How Does Equilibrium Apply in the Classic Ladder Problem?

[gamegene9060]

Homework Statement

http://i.imgur.com/5iA1G4i.jpg
A ladder that is 10ft long, weighs 30lbs, and has a 180 lb man standing 5ft up it, resting at 60 degrees on a wall

Homework Equations

equilibrium, and torque

The Attempt at a Solution

180lbs cos60° * 2.5ft + 30lbs cos60° * 10ft = Fwall sin60° * 10ft (all trig functions used to find component of force that is perpendicular to the ladder)
and when I solve for Fwall i get ≈43.3lbs

then I would simply set the force of friction (or as he has in his problem, the person standing at the bottom of the ladder on a frictionless floor, god know how that works, lol) to that as they are the only horizontal forces, then the normal force from the ground would be the two weights added together. So Ffriction is also 43.3lbs and Fnormal is 210lbs.

 

[nil1996]

What is the problem??

 

[NascentOxygen]

Let's start all over...

The self-weight of a uniform ladder acts through the ladder's midpoint.

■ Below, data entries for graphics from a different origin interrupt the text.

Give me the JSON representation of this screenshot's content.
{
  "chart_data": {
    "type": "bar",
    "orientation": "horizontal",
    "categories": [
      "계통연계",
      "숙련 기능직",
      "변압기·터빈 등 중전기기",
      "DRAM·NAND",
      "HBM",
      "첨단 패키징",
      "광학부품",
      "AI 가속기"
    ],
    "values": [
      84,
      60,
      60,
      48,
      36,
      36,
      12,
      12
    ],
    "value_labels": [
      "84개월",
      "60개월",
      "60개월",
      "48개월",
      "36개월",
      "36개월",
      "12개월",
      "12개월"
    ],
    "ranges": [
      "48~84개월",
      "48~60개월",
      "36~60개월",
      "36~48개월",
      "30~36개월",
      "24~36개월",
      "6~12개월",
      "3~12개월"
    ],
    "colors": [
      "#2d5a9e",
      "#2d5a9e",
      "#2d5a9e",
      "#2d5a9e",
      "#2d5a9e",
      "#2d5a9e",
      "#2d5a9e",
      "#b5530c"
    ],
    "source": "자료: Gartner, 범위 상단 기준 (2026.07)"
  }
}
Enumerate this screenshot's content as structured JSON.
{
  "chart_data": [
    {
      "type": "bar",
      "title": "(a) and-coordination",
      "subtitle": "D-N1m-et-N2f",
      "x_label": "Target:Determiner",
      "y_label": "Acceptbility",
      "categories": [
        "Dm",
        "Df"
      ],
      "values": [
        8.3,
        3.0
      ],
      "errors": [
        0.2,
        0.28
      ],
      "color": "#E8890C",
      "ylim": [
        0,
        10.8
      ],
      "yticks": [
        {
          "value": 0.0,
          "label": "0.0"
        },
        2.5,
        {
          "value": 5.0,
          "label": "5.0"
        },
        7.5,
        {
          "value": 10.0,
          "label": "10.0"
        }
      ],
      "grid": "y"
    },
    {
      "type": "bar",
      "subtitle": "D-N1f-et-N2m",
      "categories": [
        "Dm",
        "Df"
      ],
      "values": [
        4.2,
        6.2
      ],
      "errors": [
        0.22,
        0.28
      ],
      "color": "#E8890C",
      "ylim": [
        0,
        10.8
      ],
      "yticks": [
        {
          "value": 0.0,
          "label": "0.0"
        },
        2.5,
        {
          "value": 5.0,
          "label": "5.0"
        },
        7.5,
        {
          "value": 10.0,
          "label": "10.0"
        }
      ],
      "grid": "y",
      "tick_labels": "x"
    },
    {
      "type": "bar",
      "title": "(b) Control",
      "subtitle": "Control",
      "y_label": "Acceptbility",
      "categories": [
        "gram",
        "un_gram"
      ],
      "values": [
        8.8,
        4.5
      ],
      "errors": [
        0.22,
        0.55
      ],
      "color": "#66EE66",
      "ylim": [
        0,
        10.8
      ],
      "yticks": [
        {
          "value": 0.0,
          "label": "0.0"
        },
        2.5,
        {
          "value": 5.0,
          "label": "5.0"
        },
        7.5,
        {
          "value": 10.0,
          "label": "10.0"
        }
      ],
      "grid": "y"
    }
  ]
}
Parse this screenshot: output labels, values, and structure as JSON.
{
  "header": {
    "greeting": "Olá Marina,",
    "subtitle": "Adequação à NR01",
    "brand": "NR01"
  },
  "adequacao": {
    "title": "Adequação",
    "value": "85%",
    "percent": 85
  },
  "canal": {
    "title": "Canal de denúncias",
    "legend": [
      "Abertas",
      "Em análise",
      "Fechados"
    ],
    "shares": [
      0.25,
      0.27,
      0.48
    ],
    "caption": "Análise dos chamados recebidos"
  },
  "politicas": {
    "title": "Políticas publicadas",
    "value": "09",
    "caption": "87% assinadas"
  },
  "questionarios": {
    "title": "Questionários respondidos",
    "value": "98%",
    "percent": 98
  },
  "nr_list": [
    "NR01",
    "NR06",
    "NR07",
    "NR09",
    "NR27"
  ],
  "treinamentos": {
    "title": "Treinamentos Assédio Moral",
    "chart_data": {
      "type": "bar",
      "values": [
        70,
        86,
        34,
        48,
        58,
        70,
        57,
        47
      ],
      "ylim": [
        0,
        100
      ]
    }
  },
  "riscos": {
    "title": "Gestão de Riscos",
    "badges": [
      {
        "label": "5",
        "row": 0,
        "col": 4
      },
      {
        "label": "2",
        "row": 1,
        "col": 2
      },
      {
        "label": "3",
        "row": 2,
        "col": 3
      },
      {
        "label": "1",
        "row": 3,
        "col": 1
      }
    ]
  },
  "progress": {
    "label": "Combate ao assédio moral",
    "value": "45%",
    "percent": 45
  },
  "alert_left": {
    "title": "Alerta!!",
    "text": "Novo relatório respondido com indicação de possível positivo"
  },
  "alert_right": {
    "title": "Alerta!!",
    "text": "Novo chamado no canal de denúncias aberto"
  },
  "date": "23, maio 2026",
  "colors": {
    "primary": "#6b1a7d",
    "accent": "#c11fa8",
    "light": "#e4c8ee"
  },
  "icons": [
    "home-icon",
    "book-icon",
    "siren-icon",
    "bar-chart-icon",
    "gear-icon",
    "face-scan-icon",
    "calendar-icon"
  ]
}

The question says the man is half way up the ladder, your working implies he is one quarter of the way up the ladder. Which shall we use?

What are you solving for? I'm guessing the reaction at the floor?

 

[NascentOxygen]

I see you already have a thread going for this problem. https://www.physicsforums.com/showthread.php?t=719827

Nothing more needed on this one then.

 

[Nickie]

I would like to highlight the importance of understanding the assumptions made in this classic ladder problem. Firstly, the problem assumes that the ladder is in equilibrium, meaning that the forces acting on it are balanced. This is a key assumption and it is important to verify that the forces are actually balanced in real-life situations.

Secondly, the problem assumes that the ladder is a rigid body, meaning that it does not deform under the applied forces. This may not always be the case, especially for longer ladders or those made of flexible materials.

Thirdly, the problem assumes that the surface the ladder is resting on is frictionless. As mentioned in the solution attempt, this may not be realistic and the presence of friction would affect the forces and equilibrium calculations.

Lastly, it is important to consider the weight distribution of the man on the ladder. In this problem, the man is assumed to be standing at a fixed height of 5ft. In reality, the man's weight may shift as he moves or adjusts his position on the ladder, which would affect the forces acting on the ladder.

As a scientist, it is important to critically evaluate all assumptions made in a problem and consider their potential impact on the solution. Additionally, it is important to always check the validity of the solution by considering real-world factors and conducting experiments if necessary.